Seven more years have passed since the piece that had named and shamed those connected with the water supply project was published. But Karachi still waits.

Now, as the project nears completion, those inv­olved with it find the last mile to be the hardest.

‘If all goes well’ seems to be a common refrain used at high-level meetings, as though not using the phrase may tempt fate and lead to another delay. The latest completion deadline is December 2028. But nothing is set in stone.

While these four words — ‘if all goes well’ — speak volumes about a project that has spent 24 years missing deadlines, it is important to understand why K-IV discussions are peppered with this phrase.

Even if the core K-IV elements in the project are completed by the end of this year, as informed by insiders, without the 50 MW power supply required to bring alive the pumping complex near Keenjhar, the water cannot even be pumped out from the lake. Construction of the power infrastructure, due for completion by June 2027, only began in March this year, making it unlikely to be operational on time.

Another major hurdle is the Rs74bn K-IV Augmentation Project, which will connect the K-IV reservoirs to Karachi’s distribution network. With 80pc of its funding coming from World Bank and Asian Infrastructure Investment Bank loans, the project must meet stringent social, environmental, health and safety standards that have repeatedly delayed construction.

As a result, only 2.7 kilometres of the planned 98 km pipeline is under construction, with work halted at least three times over compliance issues, while the remaining 95 km is still awaiting procurement and tender approvals.

The institutional outlook is equally troubling. With no recruitment since 2008 under the former KWSB or its successor, the KWSC, nearly half of its 9,000 employees are expected to retire within the next five years, leaving no new cadre of qualified personnel to carry forward the institutional memory needed to run the utility.

Compounding the problem is a board that, arguably, lacks both independence and the expertise needed to effectively steer either the utility or the Karachi Water and Sewerage Services Improvement Project, the agency executing the augmentation project under the water corporation.

For Chief Minister Murad Ali Shah’s vision of a “modern and sustainable water supply system” for Karachi to materialise, all stakeholders must move with urgency. Otherwise, parts of the completed infrastructure could deteriorate from prolonged inactivity.

However, acceleration in pace requires seamless funding which has not happened. Loans from foreign institutions may take time to arrive and be processed, but it was the federal government’s responsibility to ensure a smooth flow of funds for the project. Last year, the federal government allocated only Rs3.2bn in the budget against a required Rs40bn. Even after raising it to Rs8.5bn, a shortfall of Rs31.5bn remains.

In all this time, however, three things have remained remarkably constant: the PPP’s continuing rule in Sindh, the thriving water-tanker economy and Karachi’s chronic thirst.
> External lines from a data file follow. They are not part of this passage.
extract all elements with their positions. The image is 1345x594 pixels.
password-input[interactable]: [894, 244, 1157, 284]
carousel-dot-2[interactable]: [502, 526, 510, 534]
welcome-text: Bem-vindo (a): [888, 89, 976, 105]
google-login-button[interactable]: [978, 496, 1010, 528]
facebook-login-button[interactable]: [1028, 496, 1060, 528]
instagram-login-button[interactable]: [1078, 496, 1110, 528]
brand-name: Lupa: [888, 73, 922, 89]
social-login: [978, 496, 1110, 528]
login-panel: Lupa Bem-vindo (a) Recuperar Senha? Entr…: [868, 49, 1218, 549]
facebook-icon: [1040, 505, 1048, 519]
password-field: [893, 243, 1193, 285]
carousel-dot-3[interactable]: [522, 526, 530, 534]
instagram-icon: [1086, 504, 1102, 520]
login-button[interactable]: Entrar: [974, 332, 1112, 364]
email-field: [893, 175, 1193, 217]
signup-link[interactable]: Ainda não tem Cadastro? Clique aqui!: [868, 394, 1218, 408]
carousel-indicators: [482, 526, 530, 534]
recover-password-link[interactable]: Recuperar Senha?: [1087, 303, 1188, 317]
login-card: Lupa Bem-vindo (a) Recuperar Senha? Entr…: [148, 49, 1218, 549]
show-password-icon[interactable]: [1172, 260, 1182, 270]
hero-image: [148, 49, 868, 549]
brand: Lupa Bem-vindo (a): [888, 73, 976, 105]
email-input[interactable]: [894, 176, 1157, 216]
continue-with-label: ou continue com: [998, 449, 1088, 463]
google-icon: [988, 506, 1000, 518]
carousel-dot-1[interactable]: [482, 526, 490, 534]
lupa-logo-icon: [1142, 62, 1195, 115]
It is against the backdrop of these constants that Karachi’s water crisis continues to unfold.

But it is not just about bringing more water to the city. Who is going to fix the crumbling distribution network or the aging and ailing sewerage system?

What about the weak governance, unchecked urban growth and decades of lethargy by different departments? Even if K-IV pumps water from Keenjhar and moves it to Karachi, it cannot fix the system. That, perhaps, is the lesson of Karachi’s water story in 2026. n

The writer is an independent journalist based in Karachi.